Con una capa de nieve fresca del invierno a nuestro alrededor y el fuerte crujido de la electricidad en los cables sobre nuestras cabezas, Michael pasa sus dedos enguantados por agujeros del tamaño de una pelota de golf en el casco averiado de un enorme transformador.
«Aquí, y aquí, y aquí», dice, mientras muestra dónde la metralla de un misil ruso perforó los gruesos lados del transformador.
En el suelo cercano se encuentran fragmentos metálicos afilados del misil.
En el camino, otros transformadores del tamaño de bungalows van desapareciendo detrás de capullos protectores de hormigón y sacos de arena.
Michael envió a su primera familia (su esposa y su hijo adolescente) a Europa a principios de la guerra. Su perro, un juguetón golden retriever, ahora lo acompaña al trabajo todos los días.

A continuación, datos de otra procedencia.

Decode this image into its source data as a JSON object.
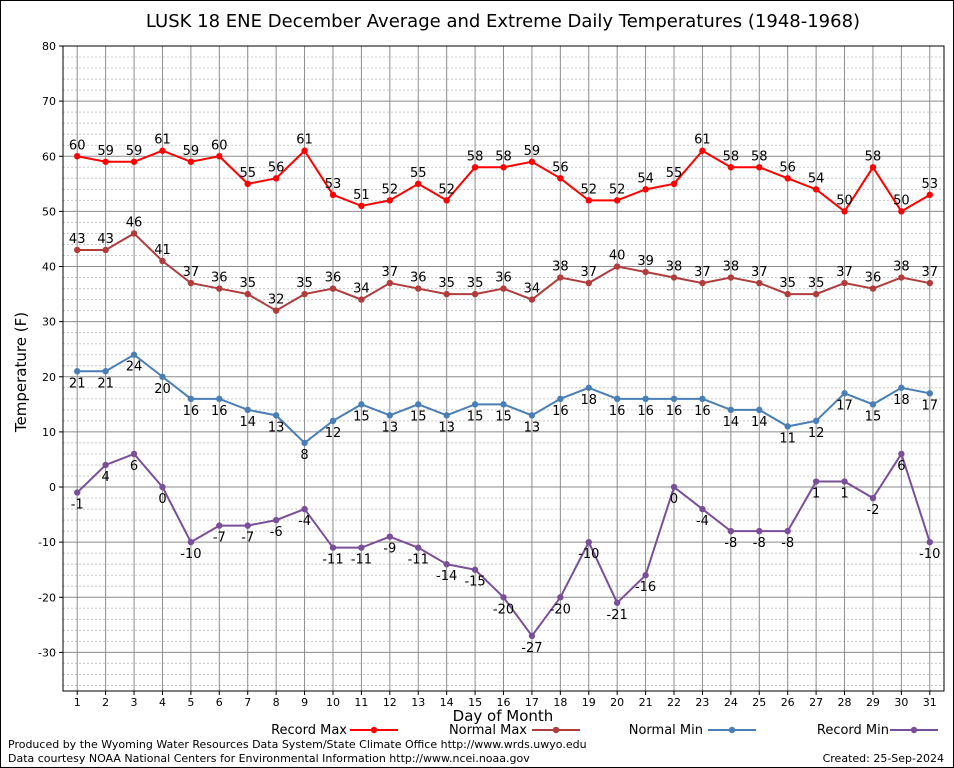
{
  "chart_data": {
    "type": "line",
    "title": "LUSK 18 ENE December Average and Extreme Daily Temperatures (1948-1968)",
    "xlabel": "Day of Month",
    "ylabel": "Temperature (F)",
    "ylim": [
      -37,
      80
    ],
    "xlim": [
      0.5,
      31.5
    ],
    "yticks": [
      -30,
      -20,
      -10,
      0,
      10,
      20,
      30,
      40,
      50,
      60,
      70,
      80
    ],
    "grid": true,
    "legend_position": "bottom",
    "x": [
      1,
      2,
      3,
      4,
      5,
      6,
      7,
      8,
      9,
      10,
      11,
      12,
      13,
      14,
      15,
      16,
      17,
      18,
      19,
      20,
      21,
      22,
      23,
      24,
      25,
      26,
      27,
      28,
      29,
      30,
      31
    ],
    "series": [
      {
        "name": "Record Max",
        "color": "#ff0000",
        "label_pos": "above",
        "values": [
          60,
          59,
          59,
          61,
          59,
          60,
          55,
          56,
          61,
          53,
          51,
          52,
          55,
          52,
          58,
          58,
          59,
          56,
          52,
          52,
          54,
          55,
          61,
          58,
          58,
          56,
          54,
          50,
          58,
          50,
          53
        ]
      },
      {
        "name": "Normal Max",
        "color": "#b03c3c",
        "label_pos": "above",
        "values": [
          43,
          43,
          46,
          41,
          37,
          36,
          35,
          32,
          35,
          36,
          34,
          37,
          36,
          35,
          35,
          36,
          34,
          38,
          37,
          40,
          39,
          38,
          37,
          38,
          37,
          35,
          35,
          37,
          36,
          38,
          37
        ]
      },
      {
        "name": "Normal Min",
        "color": "#4a7fb5",
        "label_pos": "below",
        "values": [
          21,
          21,
          24,
          20,
          16,
          16,
          14,
          13,
          8,
          12,
          15,
          13,
          15,
          13,
          15,
          15,
          13,
          16,
          18,
          16,
          16,
          16,
          16,
          14,
          14,
          11,
          12,
          17,
          15,
          18,
          17
        ]
      },
      {
        "name": "Record Min",
        "color": "#7a4f9a",
        "label_pos": "below",
        "values": [
          -1,
          4,
          6,
          0,
          -10,
          -7,
          -7,
          -6,
          -4,
          -11,
          -11,
          -9,
          -11,
          -14,
          -15,
          -20,
          -27,
          -20,
          -10,
          -21,
          -16,
          0,
          -4,
          -8,
          -8,
          -8,
          1,
          1,
          -2,
          6,
          -10
        ]
      }
    ]
  },
  "footer": {
    "produced_by": "Produced by the Wyoming Water Resources Data System/State Climate Office http://www.wrds.uwyo.edu",
    "data_courtesy": "Data courtesy NOAA National Centers for Environmental Information http://www.ncei.noaa.gov",
    "created": "Created:  25-Sep-2024"
  }
}
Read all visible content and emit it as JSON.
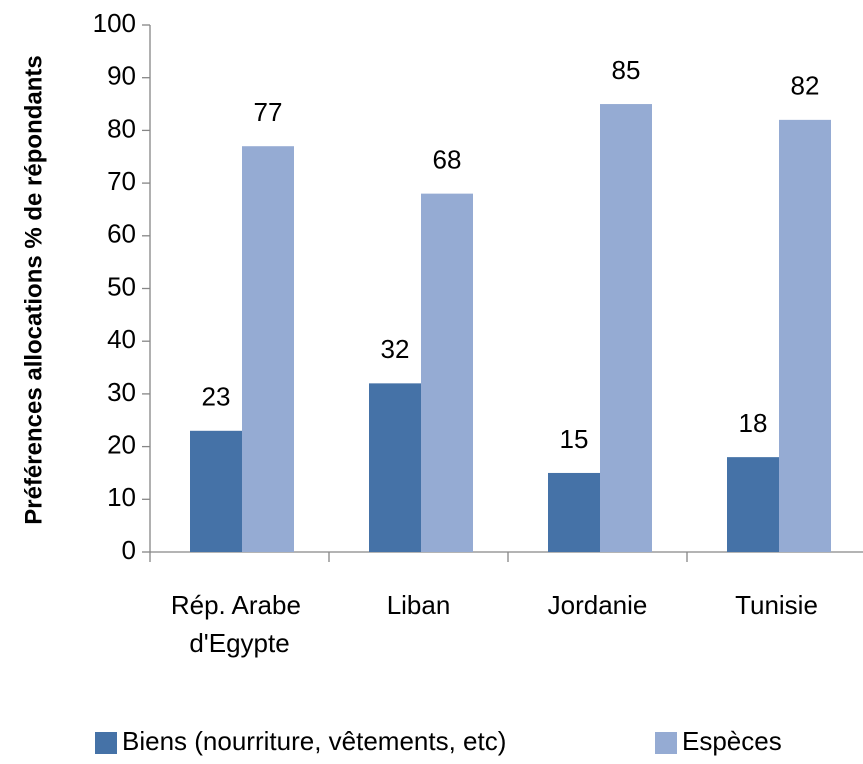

El transformador (130 toneladas de metal retorcido, cables colgando y marcas de quemaduras donde el aceite de refrigeración se filtró y se incendió) no es fácil de reemplazar.
«Sé cuánto esfuerzo se necesita para construir esto, instalarlo y lanzarlo», dice Michael, un veterano con 30 años en esta industria. «No es algo que puedas comprar en una tienda».
Lo mismo ocurre con las turbinas del interior: monstruosos y ensordecedores dinosaurios mecánicos que se agitan y silban en el corazón de la planta. Son máquinas impresionantes, pero hay poco tiempo para admirarlas mientras suena la sirena antiaérea por tercera vez esta mañana.